LA SOLIDARIETA' GLOBALE

La nostra risposta/proposta a questo problema si chiama solidarietà globale.

Ciò significa che la sensibilità verso chi soffre non deve essere influenzata dalla razza o dalla specie. Ogni essere senziente deve quindi essere "persona", umana o non umana, con il diritto di vivere secondo la propria natura e senza soffrire. Solidarietà globale vuole anche dire che l'aiuto verso chi è in stato di bisogno non deve tradursi nella sofferenza verso altri soggetti, di comunità, razze o specie diverse.

Certo, sappiamo bene che definire gli animali persone non umane, quindi soggetti di diritto, comporta la stessa reazione che avevano le generazioni passate verso chi osava mettere in discussione l'inferiorità degli schiavi, dei servi della gleba o dei paria indiani.

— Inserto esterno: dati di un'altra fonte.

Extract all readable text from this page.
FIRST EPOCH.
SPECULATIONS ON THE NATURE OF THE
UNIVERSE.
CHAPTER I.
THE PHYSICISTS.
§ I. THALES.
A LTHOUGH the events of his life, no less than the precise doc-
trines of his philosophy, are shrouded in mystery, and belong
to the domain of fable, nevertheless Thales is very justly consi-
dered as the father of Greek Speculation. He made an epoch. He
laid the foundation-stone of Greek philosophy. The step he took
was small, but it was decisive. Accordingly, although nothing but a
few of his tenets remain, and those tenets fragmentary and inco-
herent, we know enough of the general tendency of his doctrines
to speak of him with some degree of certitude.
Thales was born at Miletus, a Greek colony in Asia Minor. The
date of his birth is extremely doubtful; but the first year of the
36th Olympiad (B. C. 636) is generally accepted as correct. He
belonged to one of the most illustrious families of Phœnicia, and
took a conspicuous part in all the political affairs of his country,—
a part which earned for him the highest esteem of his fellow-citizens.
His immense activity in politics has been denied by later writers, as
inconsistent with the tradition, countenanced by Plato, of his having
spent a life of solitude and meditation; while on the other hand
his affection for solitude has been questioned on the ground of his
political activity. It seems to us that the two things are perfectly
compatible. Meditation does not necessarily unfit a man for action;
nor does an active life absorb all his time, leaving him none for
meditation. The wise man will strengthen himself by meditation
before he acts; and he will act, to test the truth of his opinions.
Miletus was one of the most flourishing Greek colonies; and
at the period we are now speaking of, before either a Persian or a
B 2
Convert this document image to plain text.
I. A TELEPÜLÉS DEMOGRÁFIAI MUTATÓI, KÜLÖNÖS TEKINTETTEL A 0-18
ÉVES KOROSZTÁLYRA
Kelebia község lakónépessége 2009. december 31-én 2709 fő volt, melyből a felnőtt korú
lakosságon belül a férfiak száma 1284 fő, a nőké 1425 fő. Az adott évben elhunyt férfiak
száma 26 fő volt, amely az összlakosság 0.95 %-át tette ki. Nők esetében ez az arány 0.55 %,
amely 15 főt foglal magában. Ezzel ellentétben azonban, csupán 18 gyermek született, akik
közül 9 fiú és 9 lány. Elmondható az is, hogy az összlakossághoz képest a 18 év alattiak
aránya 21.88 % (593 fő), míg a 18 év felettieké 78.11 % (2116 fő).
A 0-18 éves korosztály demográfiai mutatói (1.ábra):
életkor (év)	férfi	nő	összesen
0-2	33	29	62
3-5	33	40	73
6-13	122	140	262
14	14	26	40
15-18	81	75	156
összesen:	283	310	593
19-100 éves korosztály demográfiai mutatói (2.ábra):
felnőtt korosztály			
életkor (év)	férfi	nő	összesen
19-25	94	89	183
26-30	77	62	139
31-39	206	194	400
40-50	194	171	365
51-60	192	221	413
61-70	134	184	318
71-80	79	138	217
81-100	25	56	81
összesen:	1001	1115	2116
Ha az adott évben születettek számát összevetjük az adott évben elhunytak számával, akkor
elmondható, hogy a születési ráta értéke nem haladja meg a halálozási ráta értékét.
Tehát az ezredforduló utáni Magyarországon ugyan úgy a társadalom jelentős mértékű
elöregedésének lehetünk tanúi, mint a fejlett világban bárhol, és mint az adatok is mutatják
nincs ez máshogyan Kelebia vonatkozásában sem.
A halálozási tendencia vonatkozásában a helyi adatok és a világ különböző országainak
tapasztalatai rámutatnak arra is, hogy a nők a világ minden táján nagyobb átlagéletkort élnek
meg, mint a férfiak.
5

Se però nessuno lo avesse fatto, gli "andrapoda" sarebbero ancora presenti in molti ordinamenti giuridici. E sappiamo anche bene che non basta un riconoscimento giuridico a risolvere i problemi, come dimostrano le discriminazioni che tuttora incontrano non solo i paria indiani, ma gli stessi discendenti degli schiavi americani. Per non parlare dello sfruttamento "bestiale" verso la manodopera nei paesi in via di sviluppo.

DALLE PAROLE AI FATTI

Contro queste situazioni di fatto si può operare favorendo lo sviluppo di una mentalità in cui la solidarietà globale sia elemento fondamentale. Fin quando ci sarà il principio che è giusto che vi siano esseri da trattare come "animali", in contrapposizione al trattamento riservato all'uomo, si può star certi che molte fasce di persone umane verranno inserite nella schiera degli "animali", come oggi si può facilmente vedere nei paesi in via di sviluppo.

Per questo l'associazione Progetto Persona cerca di aiutare coloro che operano nel sociale in Italia ed all'estero e che condividono il principio di solidarietà globale, attraverso la raccolta di aiuti finanziari o diffondendo le loro iniziative.

Questo è il contributo che vogliamo dare affinché ci sia speranza che in un lontano giorno via sia la stessa sensibilità nei riguardi di qualunque essere senziente in difficoltà da considerarsi una persona, come noi.

E' chiaro che il percorso è lunghissimo, ma si sa anche che finché  non si parte non si arriva mai in nessun posto.